What do W. E. B. Du Bois, Simone de Beauvoir, Patricia Hill Collins, Michael Omi, Howard Winant, and Dorothy E. Smith all have in common? And how are they different?

All of these people are prominent intellectuals who have done important work in sociology. All of them have been particularly concerned with how society tries to define and circumscribe the lives of oppressed groups of people (that is, black women, black men, and white women), and they all offer ideas on how to overcome the oppression of being denied the social right to define oneself for oneself.
Du Bois explained the problem within the context of "double consciousness," an expression that he invented to describe the particular problem Black Americans face in being both American and black, both integral to and marginalized by American culture. For Du Bois, the solutions to oppression lay in economic and political enfranchisement as well as intellectual achievement. However, Du Bois could not quite resist elitism in regard to the latter. He envisioned that it would be a "Talented Tenth"—a select group of talented, middle-class black people—who would use their resources to help others to advance.
In The Second Sex, Simone de Beauvoir provided the first thorough examination of how society conditions women into a particular mode of femininity designed to make them complicit in their own oppression. She re-appropriates the philosophical concept of immanence, which describes a character that is both inherent and divinely mandated, to describe how women are fixed into a particular mode of being, while men are granted the privilege of transcendence, which allows them to evolve.
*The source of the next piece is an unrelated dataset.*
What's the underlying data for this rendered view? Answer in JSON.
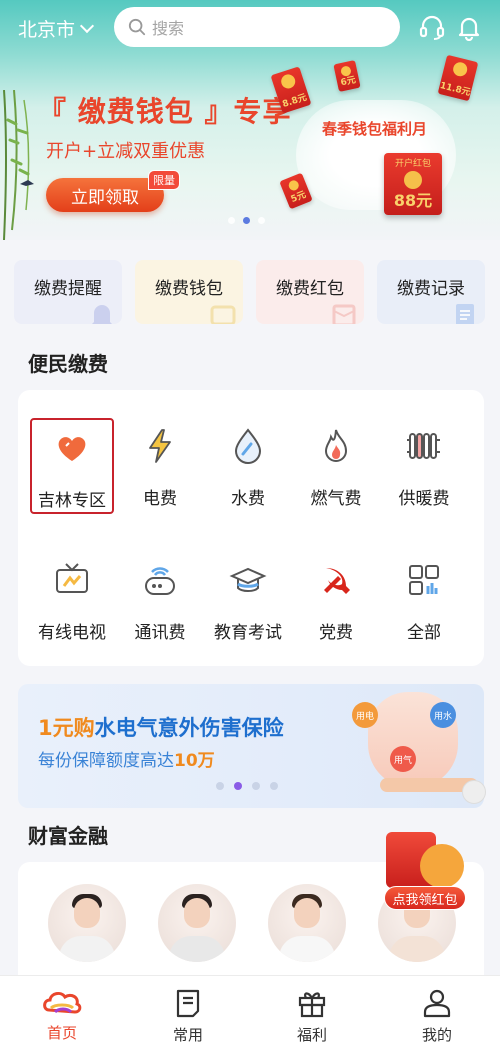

As an existentialist, Beauvoir believed that women have a responsibility and a right to determine their own existences.
The others whom you mention, all of whom are currently living professors, deal with identity formation. Omi and Winant created the sociological theory of racial formation to help us understand how race is socially constructed and used as a tool to determine other forms of status, such as one's economic or social value. Dorothy Smith, too, looks at social organization, in particular how it impacts women. Finally, Patricia Hill Collins is specifically concerned with conditions for black women and the development of a black female point of view and response to the specific conditions of their lives. Thus, one could argue that the ideas of Du Bois and Beauvoir around race and gender, respectively, have provided these contemporary thinkers with a philosophical framework.